Utah's financial losses won't be bad because the NBA is responsible for much of the tally. But the Jazz must pay to bring players to Utah for training camp. Haslam did not think many of those plans will be changed, guessing players will just arrive a few days before camp starts and have more time to acclimate.

Some are already here — Carlos Boozer, Raul Lopez and Curtis Borchardt — and working out, and others will likely join them as they trickle in.

The Jazz do not have to find a replacement game, but Haslam said they are looking into filling that void. "We have a blank now for 10 days," he said. Some of that will be erased by the later starting date for camp. "We'll come up with something."

Exhibition schedules are made up more than a year in advance, and playing CSKA next year would probably mean a change in an already-scheduled game.

The NBA's official news release on the postponement said, "The league will work together with the CSKA club to reschedule the game at a date to be determined."
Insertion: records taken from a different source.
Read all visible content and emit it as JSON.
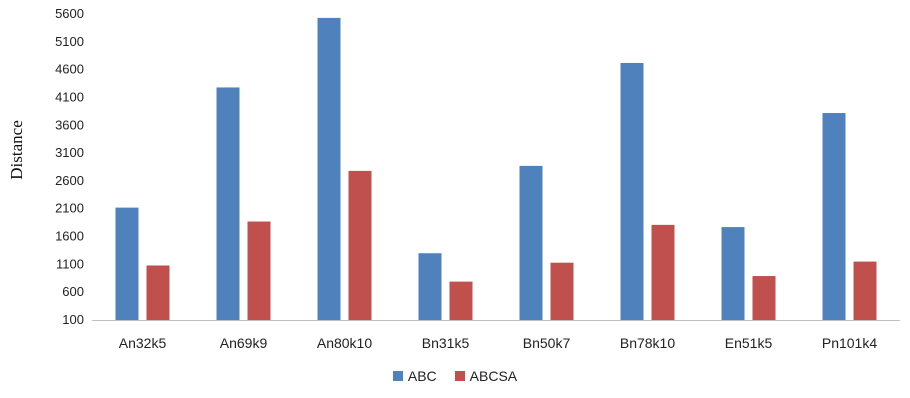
{
  "chart_data": {
    "type": "bar",
    "title": "",
    "xlabel": "",
    "ylabel": "Distance",
    "ylim": [
      100,
      5600
    ],
    "yticks": [
      100,
      600,
      1100,
      1600,
      2100,
      2600,
      3100,
      3600,
      4100,
      4600,
      5100,
      5600
    ],
    "grid": false,
    "legend_position": "bottom",
    "categories": [
      "An32k5",
      "An69k9",
      "An80k10",
      "Bn31k5",
      "Bn50k7",
      "Bn78k10",
      "En51k5",
      "Pn101k4"
    ],
    "series": [
      {
        "name": "ABC",
        "color": "#4F81BD",
        "values": [
          2120,
          4280,
          5530,
          1300,
          2870,
          4720,
          1770,
          3820
        ]
      },
      {
        "name": "ABCSA",
        "color": "#C0504D",
        "values": [
          1080,
          1870,
          2780,
          790,
          1130,
          1810,
          890,
          1150
        ]
      }
    ]
  }
}
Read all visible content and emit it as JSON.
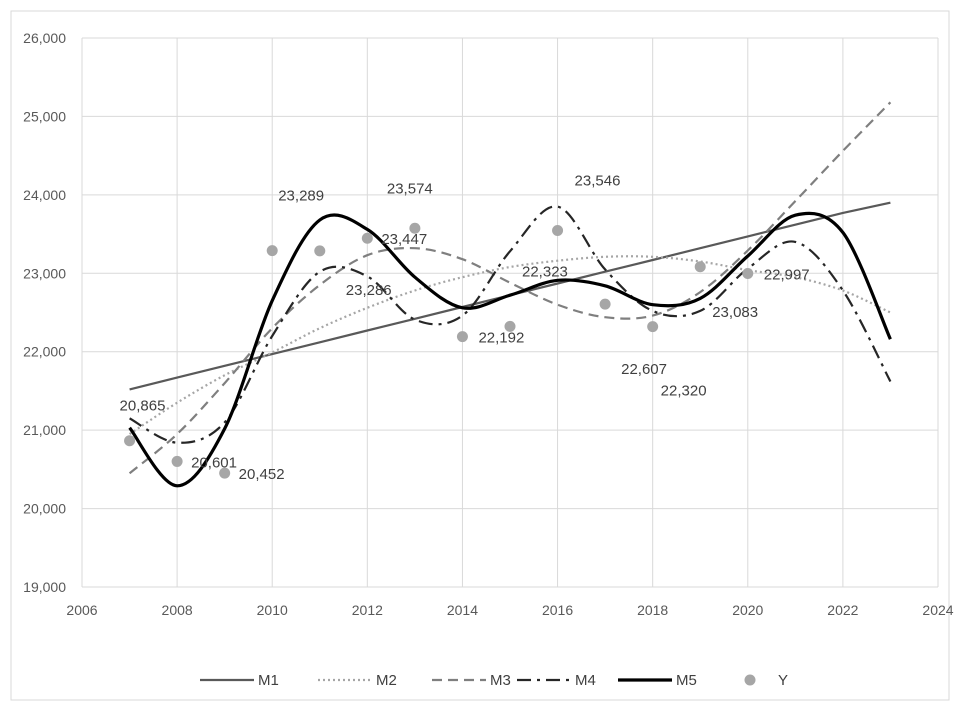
{
  "chart_data": {
    "type": "line",
    "title": "",
    "xlabel": "",
    "ylabel": "",
    "xlim": [
      2006,
      2024
    ],
    "ylim": [
      19000,
      26000
    ],
    "x_ticks": [
      "2006",
      "2008",
      "2010",
      "2012",
      "2014",
      "2016",
      "2018",
      "2020",
      "2022",
      "2024"
    ],
    "y_ticks": [
      "19,000",
      "20,000",
      "21,000",
      "22,000",
      "23,000",
      "24,000",
      "25,000",
      "26,000"
    ],
    "grid": true,
    "legend_position": "bottom",
    "x": [
      2007,
      2008,
      2009,
      2010,
      2011,
      2012,
      2013,
      2014,
      2015,
      2016,
      2017,
      2018,
      2019,
      2020,
      2021,
      2022,
      2023
    ],
    "series": [
      {
        "name": "M1",
        "style": "solid",
        "color": "#595959",
        "values": [
          21520,
          21670,
          21820,
          21970,
          22120,
          22270,
          22420,
          22570,
          22720,
          22870,
          23020,
          23170,
          23320,
          23470,
          23620,
          23770,
          23900
        ]
      },
      {
        "name": "M2",
        "style": "dotted",
        "color": "#a6a6a6",
        "values": [
          20950,
          21350,
          21700,
          21990,
          22300,
          22560,
          22780,
          22950,
          23080,
          23160,
          23210,
          23210,
          23150,
          23040,
          22950,
          22780,
          22500
        ]
      },
      {
        "name": "M3",
        "style": "dashed",
        "color": "#7f7f7f",
        "values": [
          20450,
          20950,
          21600,
          22300,
          22850,
          23230,
          23320,
          23180,
          22880,
          22600,
          22440,
          22460,
          22760,
          23290,
          23920,
          24560,
          25180
        ]
      },
      {
        "name": "M4",
        "style": "dashdot",
        "color": "#262626",
        "values": [
          21150,
          20840,
          21100,
          22200,
          23020,
          22960,
          22410,
          22460,
          23280,
          23850,
          23050,
          22520,
          22520,
          23060,
          23400,
          22780,
          21620
        ]
      },
      {
        "name": "M5",
        "style": "solid-thick",
        "color": "#000000",
        "values": [
          21030,
          20290,
          21020,
          22650,
          23680,
          23560,
          22950,
          22560,
          22720,
          22910,
          22840,
          22600,
          22680,
          23220,
          23740,
          23520,
          22160
        ]
      },
      {
        "name": "Y",
        "style": "markers",
        "color": "#a6a6a6",
        "values": [
          20865,
          20601,
          20452,
          23289,
          23286,
          23447,
          23574,
          22192,
          22323,
          23546,
          22607,
          22320,
          23083,
          22997
        ],
        "x": [
          2007,
          2008,
          2009,
          2010,
          2011,
          2012,
          2013,
          2014,
          2015,
          2016,
          2017,
          2018,
          2019,
          2020
        ]
      }
    ],
    "data_labels": [
      {
        "text": "20,865",
        "x": 2007,
        "y": 20865,
        "pos": "above"
      },
      {
        "text": "20,601",
        "x": 2008,
        "y": 20601,
        "pos": "right"
      },
      {
        "text": "20,452",
        "x": 2009,
        "y": 20452,
        "pos": "right"
      },
      {
        "text": "23,289",
        "x": 2010,
        "y": 23289,
        "pos": "above-right"
      },
      {
        "text": "23,286",
        "x": 2011,
        "y": 23286,
        "pos": "below"
      },
      {
        "text": "23,447",
        "x": 2012,
        "y": 23447,
        "pos": "right"
      },
      {
        "text": "23,574",
        "x": 2013,
        "y": 23574,
        "pos": "above"
      },
      {
        "text": "22,192",
        "x": 2014,
        "y": 22192,
        "pos": "right"
      },
      {
        "text": "22,323",
        "x": 2015,
        "y": 22323,
        "pos": "above-right"
      },
      {
        "text": "23,546",
        "x": 2016,
        "y": 23546,
        "pos": "above-right"
      },
      {
        "text": "22,607",
        "x": 2017,
        "y": 22607,
        "pos": "below"
      },
      {
        "text": "22,320",
        "x": 2018,
        "y": 22320,
        "pos": "below-right"
      },
      {
        "text": "23,083",
        "x": 2019,
        "y": 23083,
        "pos": "below-right"
      },
      {
        "text": "22,997",
        "x": 2020,
        "y": 22997,
        "pos": "right"
      }
    ]
  }
}
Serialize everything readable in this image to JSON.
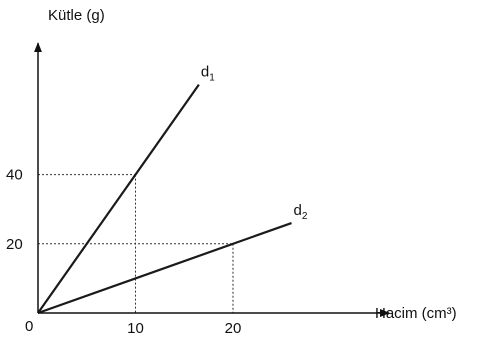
{
  "chart_data": {
    "type": "line",
    "xlabel": "Hacim (cm³)",
    "ylabel": "Kütle (g)",
    "origin_label": "0",
    "x_ticks": [
      10,
      20
    ],
    "y_ticks": [
      20,
      40
    ],
    "xlim": [
      0,
      36
    ],
    "ylim": [
      0,
      78
    ],
    "grid": false,
    "guides": [
      {
        "x": 10,
        "y": 40
      },
      {
        "x": 20,
        "y": 20
      }
    ],
    "series": [
      {
        "name": "d1",
        "base": "d",
        "sub": "1",
        "x": [
          0,
          16.5
        ],
        "y": [
          0,
          66
        ]
      },
      {
        "name": "d2",
        "base": "d",
        "sub": "2",
        "x": [
          0,
          26
        ],
        "y": [
          0,
          26
        ]
      }
    ],
    "colors": {
      "line": "#1a1a1a",
      "guide": "#333333",
      "text": "#111111"
    }
  }
}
It quoted NBA commissioner David Stern as saying, "We are saddened that it will not be possible for the Jazz to play CSKA Moscow next month. Most importantly, I would like to express my deepest condolences for what the Russian people have endured in recent weeks. Our thoughts remain with them."

Channel NewsAsia blamed the Jazz for the change. "Russian basketball champions CSKA Moscow said they were disappointed that NBA giants Utah Jazz had pulled out of a planned exhibition match here because of security fears," it said.

CSKA President Alexander Gomelsky told Channel NewsAsia, "Moscow city hall had supplied our North American partners with all possible security guarantees, but unfortunately the NBA headquarters decided to avoid any possibility of a risk and called off the match. We understand the reasons for the decision and share their fears concerning the current situation in Russia, but we are not supposed to give up and will definitely hold the match here in 2005." No American team has played in Russia since 1988, when the Atlanta Hawks played the Soviet national club.